Q: When you took that final knee to send the clock to zero, what feeling did you experience knowing you had just helped Alabama win its 16th national championship in a 45-40 shootout?

A: Relief. That game was definitely the most stressful I have ever played in. It was just nonstop madness. We’d score, then they’d come back. Clemson was the only team we played all year that I felt like didn’t quit once. I think Florida was a close second, in that regard. That Clemson team was just relentless, and I think that’s a trait of Dabo Swinney. It felt like the game was never over, no matter how many times we scored. We were up by two possessions at the end, and I was still nervous they were going to pull something off or recover that onside kick. It wasn’t over until we took a knee.

Q: You won two national championships at two different schools, FSU and UA. How do you look at each of those rings now?

A: The one at Florida State meant a lot because I love those guys, and some of those guys will actually be in my wedding. I have some really good friends from that locker room. But when we won the one at FSU, I wasn’t the starter, and I already knew I was transferring to Alabama. I wanted to win one at UA because I grew up a huge Bama fan, and it was a dream of mine. I just wanted to win one that was mine, though obviously it’s not just mine. But it’s different winning one as a starter than as a backup. To win one as a starter was just something I had to have. The first one with FSU just showed me how bad I really wanted it.

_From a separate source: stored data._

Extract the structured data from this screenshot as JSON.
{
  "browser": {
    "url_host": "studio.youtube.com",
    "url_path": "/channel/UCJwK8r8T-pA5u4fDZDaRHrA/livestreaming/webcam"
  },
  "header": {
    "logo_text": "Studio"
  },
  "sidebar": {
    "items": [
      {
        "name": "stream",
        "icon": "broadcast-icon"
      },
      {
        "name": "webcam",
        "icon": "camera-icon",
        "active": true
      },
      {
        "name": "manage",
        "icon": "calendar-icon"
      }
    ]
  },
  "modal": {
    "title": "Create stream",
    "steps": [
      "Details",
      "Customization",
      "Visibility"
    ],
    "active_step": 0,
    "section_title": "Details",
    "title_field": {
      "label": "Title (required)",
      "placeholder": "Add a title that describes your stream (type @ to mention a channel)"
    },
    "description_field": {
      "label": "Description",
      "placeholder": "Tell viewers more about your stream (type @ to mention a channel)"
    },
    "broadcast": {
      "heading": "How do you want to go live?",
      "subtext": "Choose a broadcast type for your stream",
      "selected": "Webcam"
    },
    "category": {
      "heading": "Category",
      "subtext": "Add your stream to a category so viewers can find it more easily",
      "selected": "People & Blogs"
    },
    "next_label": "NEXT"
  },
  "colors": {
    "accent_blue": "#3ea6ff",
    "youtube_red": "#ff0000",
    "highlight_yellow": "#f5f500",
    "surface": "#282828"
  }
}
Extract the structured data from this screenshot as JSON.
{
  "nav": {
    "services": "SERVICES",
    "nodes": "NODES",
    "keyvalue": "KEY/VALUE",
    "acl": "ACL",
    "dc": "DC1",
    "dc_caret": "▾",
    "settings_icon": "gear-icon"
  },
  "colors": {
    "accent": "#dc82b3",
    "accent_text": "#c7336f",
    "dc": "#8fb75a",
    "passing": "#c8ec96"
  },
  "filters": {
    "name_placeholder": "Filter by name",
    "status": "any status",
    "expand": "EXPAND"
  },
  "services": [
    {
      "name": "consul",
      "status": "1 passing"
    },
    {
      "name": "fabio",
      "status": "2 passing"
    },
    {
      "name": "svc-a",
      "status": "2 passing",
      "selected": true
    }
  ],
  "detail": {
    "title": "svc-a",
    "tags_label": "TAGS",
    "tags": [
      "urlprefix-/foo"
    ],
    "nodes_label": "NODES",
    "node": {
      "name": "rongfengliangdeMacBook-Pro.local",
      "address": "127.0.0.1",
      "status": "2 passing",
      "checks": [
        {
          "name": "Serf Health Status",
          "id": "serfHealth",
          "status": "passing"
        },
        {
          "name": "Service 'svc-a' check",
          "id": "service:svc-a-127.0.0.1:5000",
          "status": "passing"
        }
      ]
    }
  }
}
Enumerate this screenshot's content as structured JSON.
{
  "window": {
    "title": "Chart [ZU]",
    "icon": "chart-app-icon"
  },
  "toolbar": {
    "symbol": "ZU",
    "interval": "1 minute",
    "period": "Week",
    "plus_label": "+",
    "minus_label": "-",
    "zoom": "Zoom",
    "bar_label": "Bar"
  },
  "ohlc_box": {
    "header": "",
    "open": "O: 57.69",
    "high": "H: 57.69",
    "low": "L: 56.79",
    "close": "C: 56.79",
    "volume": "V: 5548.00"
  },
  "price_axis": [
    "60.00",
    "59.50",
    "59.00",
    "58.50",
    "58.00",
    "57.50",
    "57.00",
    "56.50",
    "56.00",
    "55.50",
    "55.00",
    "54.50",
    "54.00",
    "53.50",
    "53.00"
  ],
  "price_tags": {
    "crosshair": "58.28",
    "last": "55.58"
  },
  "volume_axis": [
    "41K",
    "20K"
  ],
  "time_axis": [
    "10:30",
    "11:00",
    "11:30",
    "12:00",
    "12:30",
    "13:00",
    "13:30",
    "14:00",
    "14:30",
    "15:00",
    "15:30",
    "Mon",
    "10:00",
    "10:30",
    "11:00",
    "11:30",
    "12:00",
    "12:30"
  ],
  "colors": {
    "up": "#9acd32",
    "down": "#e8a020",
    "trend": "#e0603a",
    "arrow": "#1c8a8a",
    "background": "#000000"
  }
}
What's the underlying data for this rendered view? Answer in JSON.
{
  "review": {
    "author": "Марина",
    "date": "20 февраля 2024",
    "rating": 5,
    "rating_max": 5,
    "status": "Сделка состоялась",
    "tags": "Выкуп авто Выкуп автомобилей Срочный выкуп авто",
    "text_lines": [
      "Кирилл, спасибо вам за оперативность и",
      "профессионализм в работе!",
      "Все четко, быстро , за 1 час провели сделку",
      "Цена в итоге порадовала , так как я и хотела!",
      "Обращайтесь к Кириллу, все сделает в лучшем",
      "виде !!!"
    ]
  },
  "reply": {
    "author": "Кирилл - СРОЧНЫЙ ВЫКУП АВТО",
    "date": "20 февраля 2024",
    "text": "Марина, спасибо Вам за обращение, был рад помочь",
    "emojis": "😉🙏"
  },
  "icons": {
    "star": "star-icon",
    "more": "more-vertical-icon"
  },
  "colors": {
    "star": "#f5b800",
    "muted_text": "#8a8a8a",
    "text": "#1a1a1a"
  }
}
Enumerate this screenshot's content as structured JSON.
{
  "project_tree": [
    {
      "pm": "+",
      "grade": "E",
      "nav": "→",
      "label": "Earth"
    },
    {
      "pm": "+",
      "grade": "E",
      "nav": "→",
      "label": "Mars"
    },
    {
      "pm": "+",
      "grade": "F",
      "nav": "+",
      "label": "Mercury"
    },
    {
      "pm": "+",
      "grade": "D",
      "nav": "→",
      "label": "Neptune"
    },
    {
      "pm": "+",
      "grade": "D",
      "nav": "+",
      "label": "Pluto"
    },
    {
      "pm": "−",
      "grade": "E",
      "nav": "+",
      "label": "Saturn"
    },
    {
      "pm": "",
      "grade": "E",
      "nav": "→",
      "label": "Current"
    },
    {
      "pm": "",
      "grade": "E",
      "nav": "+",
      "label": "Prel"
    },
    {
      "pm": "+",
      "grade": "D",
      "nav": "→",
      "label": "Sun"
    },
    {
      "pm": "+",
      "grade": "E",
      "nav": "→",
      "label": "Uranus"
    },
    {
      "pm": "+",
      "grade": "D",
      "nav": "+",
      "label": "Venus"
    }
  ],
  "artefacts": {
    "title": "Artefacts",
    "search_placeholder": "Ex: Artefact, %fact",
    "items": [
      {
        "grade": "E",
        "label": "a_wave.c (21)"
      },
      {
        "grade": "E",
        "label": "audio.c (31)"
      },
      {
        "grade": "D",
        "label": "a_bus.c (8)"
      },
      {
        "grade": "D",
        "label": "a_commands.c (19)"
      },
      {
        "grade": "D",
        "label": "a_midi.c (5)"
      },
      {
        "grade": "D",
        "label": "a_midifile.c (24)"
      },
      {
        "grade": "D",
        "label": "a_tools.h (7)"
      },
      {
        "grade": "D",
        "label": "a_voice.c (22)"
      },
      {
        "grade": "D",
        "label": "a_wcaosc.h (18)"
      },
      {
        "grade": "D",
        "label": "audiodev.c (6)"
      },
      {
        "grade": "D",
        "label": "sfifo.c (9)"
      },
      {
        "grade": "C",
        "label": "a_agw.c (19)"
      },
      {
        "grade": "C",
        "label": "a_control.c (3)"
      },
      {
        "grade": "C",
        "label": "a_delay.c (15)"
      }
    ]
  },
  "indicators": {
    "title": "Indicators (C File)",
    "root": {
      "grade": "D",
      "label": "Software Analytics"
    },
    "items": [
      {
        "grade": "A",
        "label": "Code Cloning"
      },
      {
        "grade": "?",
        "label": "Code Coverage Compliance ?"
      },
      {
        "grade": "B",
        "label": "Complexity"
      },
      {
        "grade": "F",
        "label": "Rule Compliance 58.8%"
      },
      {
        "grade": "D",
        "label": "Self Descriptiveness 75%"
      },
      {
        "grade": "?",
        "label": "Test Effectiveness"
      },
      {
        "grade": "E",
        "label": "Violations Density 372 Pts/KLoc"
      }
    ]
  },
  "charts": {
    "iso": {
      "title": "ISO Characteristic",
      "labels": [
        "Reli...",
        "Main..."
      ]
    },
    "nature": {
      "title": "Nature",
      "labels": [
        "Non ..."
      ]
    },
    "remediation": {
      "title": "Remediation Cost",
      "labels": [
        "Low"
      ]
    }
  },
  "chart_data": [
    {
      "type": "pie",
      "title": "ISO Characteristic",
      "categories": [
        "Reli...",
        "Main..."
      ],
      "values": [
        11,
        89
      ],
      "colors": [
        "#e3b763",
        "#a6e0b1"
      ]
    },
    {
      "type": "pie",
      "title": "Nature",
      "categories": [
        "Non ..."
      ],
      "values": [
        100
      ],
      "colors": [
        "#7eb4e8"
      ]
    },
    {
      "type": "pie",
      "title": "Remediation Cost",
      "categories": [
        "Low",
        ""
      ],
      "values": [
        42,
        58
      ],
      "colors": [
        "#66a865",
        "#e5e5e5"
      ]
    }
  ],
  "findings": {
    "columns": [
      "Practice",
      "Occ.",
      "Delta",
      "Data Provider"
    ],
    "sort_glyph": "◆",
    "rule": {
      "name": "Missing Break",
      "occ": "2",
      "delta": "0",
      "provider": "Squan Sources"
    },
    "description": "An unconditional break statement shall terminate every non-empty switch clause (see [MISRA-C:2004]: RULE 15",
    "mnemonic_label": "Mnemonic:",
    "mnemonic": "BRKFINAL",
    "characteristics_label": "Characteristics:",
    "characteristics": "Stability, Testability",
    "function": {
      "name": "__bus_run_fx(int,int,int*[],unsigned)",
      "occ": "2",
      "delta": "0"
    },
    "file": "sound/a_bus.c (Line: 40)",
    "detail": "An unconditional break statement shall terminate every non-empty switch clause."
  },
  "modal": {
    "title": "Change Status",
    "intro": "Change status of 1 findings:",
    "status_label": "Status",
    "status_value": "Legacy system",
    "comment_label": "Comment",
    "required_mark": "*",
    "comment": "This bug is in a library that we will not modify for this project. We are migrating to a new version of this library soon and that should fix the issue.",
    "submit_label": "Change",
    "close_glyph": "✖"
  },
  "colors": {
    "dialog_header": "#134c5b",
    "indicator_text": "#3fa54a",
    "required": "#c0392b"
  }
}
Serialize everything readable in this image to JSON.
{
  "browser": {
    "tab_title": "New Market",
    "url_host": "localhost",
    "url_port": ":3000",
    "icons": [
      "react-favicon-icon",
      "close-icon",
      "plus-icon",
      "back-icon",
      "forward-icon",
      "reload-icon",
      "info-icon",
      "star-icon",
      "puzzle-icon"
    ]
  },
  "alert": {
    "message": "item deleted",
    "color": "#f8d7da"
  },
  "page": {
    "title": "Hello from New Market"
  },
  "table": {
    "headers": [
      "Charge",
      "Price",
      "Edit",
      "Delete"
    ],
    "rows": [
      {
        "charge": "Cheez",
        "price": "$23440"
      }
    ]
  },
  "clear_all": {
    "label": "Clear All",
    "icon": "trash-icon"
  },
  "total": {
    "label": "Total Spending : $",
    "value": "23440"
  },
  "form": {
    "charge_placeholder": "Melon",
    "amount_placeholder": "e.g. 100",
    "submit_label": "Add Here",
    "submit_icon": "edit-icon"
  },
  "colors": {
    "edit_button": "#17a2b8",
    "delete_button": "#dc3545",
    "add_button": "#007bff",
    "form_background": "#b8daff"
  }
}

Q: You are someone who fought through adversity to defy the odds over and over again. What advice would you give a kid in high school who is facing his own obstacles in an attempt to also make it big?

A: I’ve always said that if you keep working hard and are doing the things you’re supposed to be doing and even know you are inside, the result might still not be what you had imagined. Just like how I signed with FSU and thought that is where I would play my whole college career and win a national championship, but then I transferred to Alabama and won one there. What I did was just bust my rear every year, nonstop. I was always working my rear off. The result wasn’t what I pictured to begin with, but in the end, it all paid off. At least you can have respect for yourself if you work hard enough and take things the right way. Just put everything you have into it. It might not result in what you wanted, but it will be something you respect and appreciate.  H&A

Nick Norris

Nick Norris

Nick has been a sports fan his entire life, so deciding to become a sports writer just made sense. After high school, he studied mass communication and journalism at the University of Montevallo. Nick joined the Hall & Arena team last year and has covered college and professional sports in the time since.